String formats since they can be changed on the fly won't generate warnings, will adhere the last definition.
Just be careful, as this will effect dynamic strings (eg those used in calls to other functions)
as well. eg echo(&'Echo string');
This command does obey conditional compilation directives (as described
above), so you can use ifdef and endif to set compiler
options based on other definitions. eg:
#ifdef LINUX;
#COMPILER_OPTION ELF UTF8;
#define _UTF8 = 1;
#endif;
#ifdef WINDOWS;
#COMPILER_OPTION PE UTF16;
#define _UTF8 = 0;
#endif;
Unlike a quite a few other language implementations, local variables are NOT stored on the stack. Instead a separate 'local thread heap' is utilised, to separate the local variables from the stack.
Sidenote: most buffer overflow exploits work on the fact that an external process can access, by overflowing an array buffer located the stack, and therefore being able to overwrite the return address of a function. By separating the local variables from the stack by at least a physical page, should make it more difficult (but not impossible) to have a buffer overflow event that is possible to exploit the system. Buffer-underflows may still exist, however these will only result by poor pointer handling, and may only lead to trashed data, (eg resulting at worst in Denial-Of-Service).
The base of the local variable heap is located in
r6 (rbp). Please be sure that if you need to use
r6, that you save and restore
before calling another function, (as is the case of the local
stack frame in other languages).
Using r0..r3, for temporary storage
also be used with caution, as many of the functions use these for
instruction processing. However know what these contain can also
let you speed up your code.
If you start receiving unknown character errors when saving your source files to UTF8, ensure that a BOM is NOT included in the saved file. (eg Windows Notepad includes a BOM). Update: This bug has been fixed in v0.0.6.
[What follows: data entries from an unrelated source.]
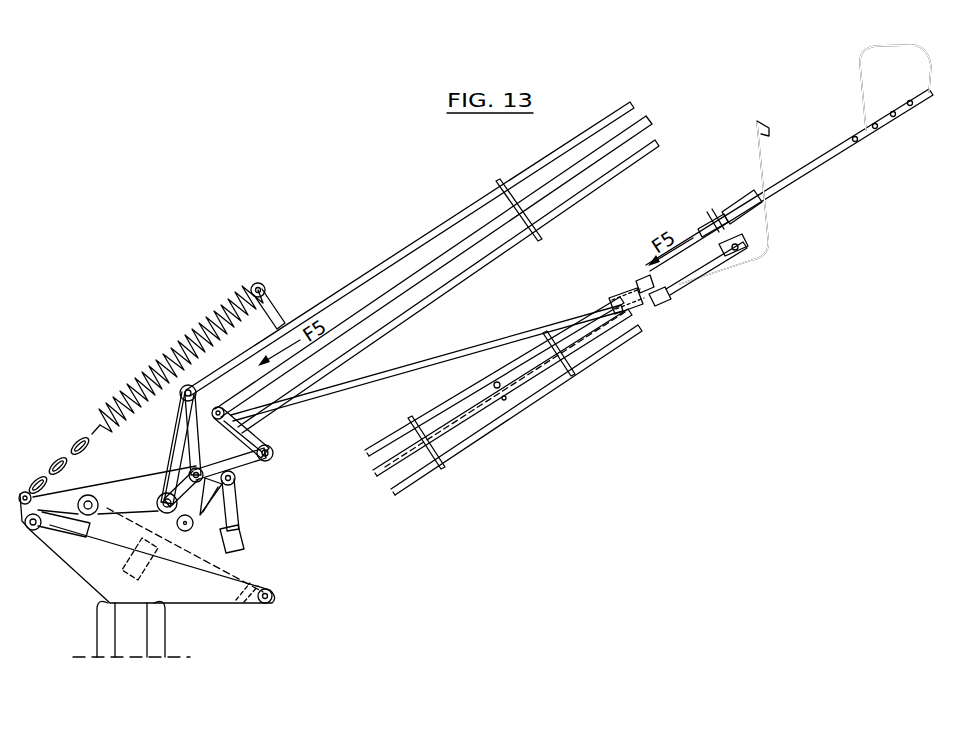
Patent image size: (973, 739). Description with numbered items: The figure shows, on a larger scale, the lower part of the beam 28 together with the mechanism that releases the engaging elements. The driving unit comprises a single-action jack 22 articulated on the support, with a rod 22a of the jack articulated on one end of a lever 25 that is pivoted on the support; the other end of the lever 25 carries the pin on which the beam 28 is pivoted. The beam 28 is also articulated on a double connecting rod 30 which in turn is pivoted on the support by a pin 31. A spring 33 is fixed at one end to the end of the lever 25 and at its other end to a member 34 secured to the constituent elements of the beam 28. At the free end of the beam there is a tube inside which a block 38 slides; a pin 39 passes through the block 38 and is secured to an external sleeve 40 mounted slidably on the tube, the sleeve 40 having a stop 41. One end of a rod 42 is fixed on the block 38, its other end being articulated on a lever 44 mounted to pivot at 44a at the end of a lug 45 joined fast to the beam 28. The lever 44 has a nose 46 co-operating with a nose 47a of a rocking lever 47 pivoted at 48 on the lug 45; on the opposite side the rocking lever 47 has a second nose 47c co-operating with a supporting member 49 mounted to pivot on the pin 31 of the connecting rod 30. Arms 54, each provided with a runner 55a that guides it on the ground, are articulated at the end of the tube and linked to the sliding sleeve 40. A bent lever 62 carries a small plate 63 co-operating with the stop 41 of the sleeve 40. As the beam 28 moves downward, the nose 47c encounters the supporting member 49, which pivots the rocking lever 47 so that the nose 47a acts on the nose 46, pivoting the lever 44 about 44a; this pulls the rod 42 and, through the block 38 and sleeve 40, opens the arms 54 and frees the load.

The single-action jack 22 is at (213, 580).
The rod of the jack 22a is at (68, 536).
The lever 25 is at (110, 493).
The beam 28 is at (474, 190).
The connecting rod 30 is at (172, 443).
The pin of the connecting rod 31 is at (157, 493).
The spring 33 is at (162, 370).
The member 34 is at (280, 313).
The block 38 is at (644, 313).
The pin 39 is at (620, 295).
The sleeve 40 is at (645, 282).
The stop 41 is at (663, 300).
The rod 42 is at (310, 353).
The lever 44 is at (235, 424).
The pivot of the lever 44a is at (273, 455).
The lug 45 is at (262, 437).
The nose of the lever 46 is at (262, 468).
The rocking lever 47 is at (237, 513).
The nose of the rocking lever 47a is at (246, 476).
The second nose 47c is at (212, 499).
The pivot of the rocking lever 48 is at (233, 484).
The supporting member 49 is at (242, 527).
The arm 54 is at (790, 186).
The runner 55a is at (858, 83).
The bent lever 62 is at (778, 230).
The small plate 63 is at (668, 294).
IF-THEN-ELSE Implementation is rather open ended. The following code sample will compile correctly, (and produce correct code).
proc main() {
r0 = 100h;
r1 = 200h;
if (r0 < r2){
echo('r0 is less than r2\n');
} else {
echo('r2 is less than r0\n');
} else {
echo('2nd Else?\n');
};
};
Will output the following when run:
r0 is less than r2 2nd Else?
The current implemented ELSE keyword, simple inserts a jmp statement to skip the next code block, followed by the current end of block label. It currently does not check to see if a previous ELSE at the same level has occured. While it would be poor form to use this type of code, it can be used to confuse the crap out of a newbie. As some say "It's not a bug, it's a feature!"
Future plans include adding:
* These options are already available via the asm keyword.
When producing ELF or ELFO based output, syscall
and sysret get remapped to int 80h
and iret respectively. As it is intended that ELF output
will be used exclusively on Linux based systems. If producing ELF output
for other systems, eg FreeBSD, etc, you can modify the remapping by
either deleting the macro declaration or alternatively modifying
the macro, eg remapping it to int 0ffh or whatever is
appropraite for your operating system.